CRATERAS 'LUNARES' EM AREAIS DE SEROPÉDICA
Parece um problema distante, mas uma área de 50 quilômetros quadrados é ocupada por cerca de 80 minas no distrito areeiro de Seropédica-Itaguaí, na região metropolitana fluminense. Ali, o aspecto é inóspito: estradas empoeiradas cortam as "crateras lunares" que têm em média 20 metros de profundidade e centenas de largura. À medida que a areia vai sendo retirada por dragas flutuantes e disposta em caminhões, o lençol freático (o Aquífero Piranema) surge do solo e forma grandes lagoas com uma cor geralmente azul turquesa, às vezes mais esbranquiçada ou esverdeada.
O geólogo Eduardo Duarte Marques, do Serviço Geológico do Brasil e com tese de doutorado sobre os areais, explica que a coloração inusitada é resultado dos processos geoquímicos que ocorrem durante a extração de areia, especialmente pela contaminação com sulfato de alumínio. As águas, portanto, são ácidas.
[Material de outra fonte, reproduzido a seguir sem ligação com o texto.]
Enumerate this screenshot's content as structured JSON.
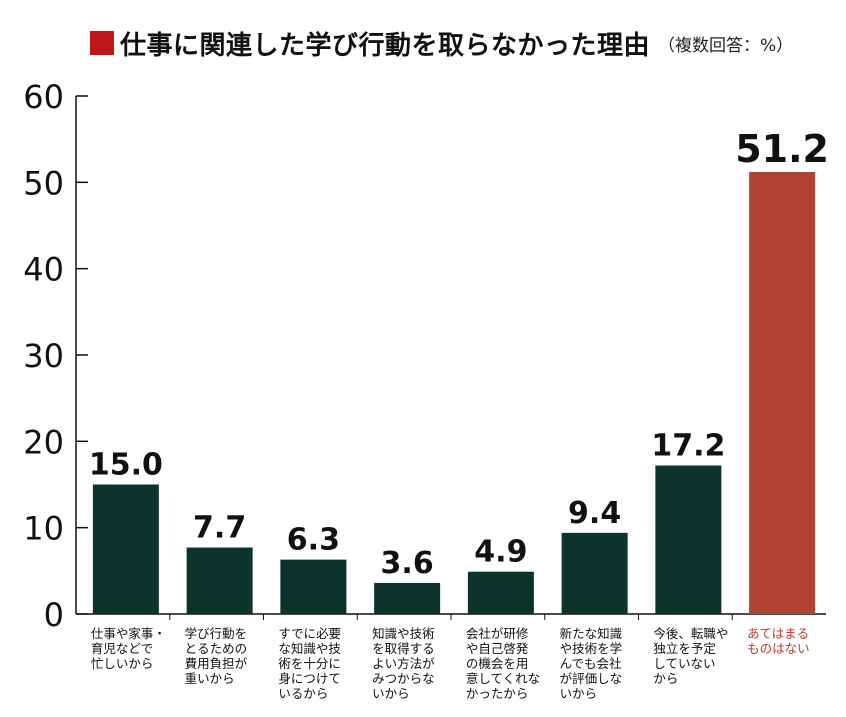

Ainda segundo o pesquisador, a ação humana sobre o aquífero interfere na manutenção da Bacia do Rio Guandu, principal fonte de abastecimento do Grande Rio, embora esse impacto ainda não esteja quantificado.
- Não há como recuperar em 100% uma cava de extração de areia - lamenta Marques, lembrando que, em 2001 e 2003, foram assinados dois termos de ajustamento de conduta (TACs) entre sindicato, gestores e órgãos ambientais, visando a recuperar a região degradada. - Muitas ideias têm sido discutidas, tais como a instalação de locais para piscicultura, culturas hidropônicas, balneários temáticos e até para a recarga do aquífero, que pode ser alternativa ao Guandu em caso de escassez de água.
Apesar da abundância das lagoas artificiais, moradores da localidade sofrem com a falta d'água. Aliás, não são muitos os que resistem à região pouco desenvolvida, sem posto de saúde, mercado, saneamento ou iluminação pública. Casas abandonadas são facilmente encontradas. Completando 50 anos, uma moradora que pede para não ser identificada lembra que, em sua infância, laranjais davam outras cores à paisagem. Ali já vigorou uma forte economia agrícola, gradativamente substituída pelos areais a partir da década de 1950, quando o controle ambiental ainda era reduzido e a mineração provocava ainda mais impacto.
- O povo daqui é totalmente esquecido, isto aqui está destruído - diz.
Na casa de Eliane Paixão, de 39 anos, vivem seis crianças, que, nas férias, brincam na beira da estrada junto ao frequente trânsito de caminhões, que provocam nuvens de poeira. Esse é, por sinal, o único meio de transporte. Para chegar ao posto de saúde mais próximo, só caminhando por uma hora ou pedindo carona.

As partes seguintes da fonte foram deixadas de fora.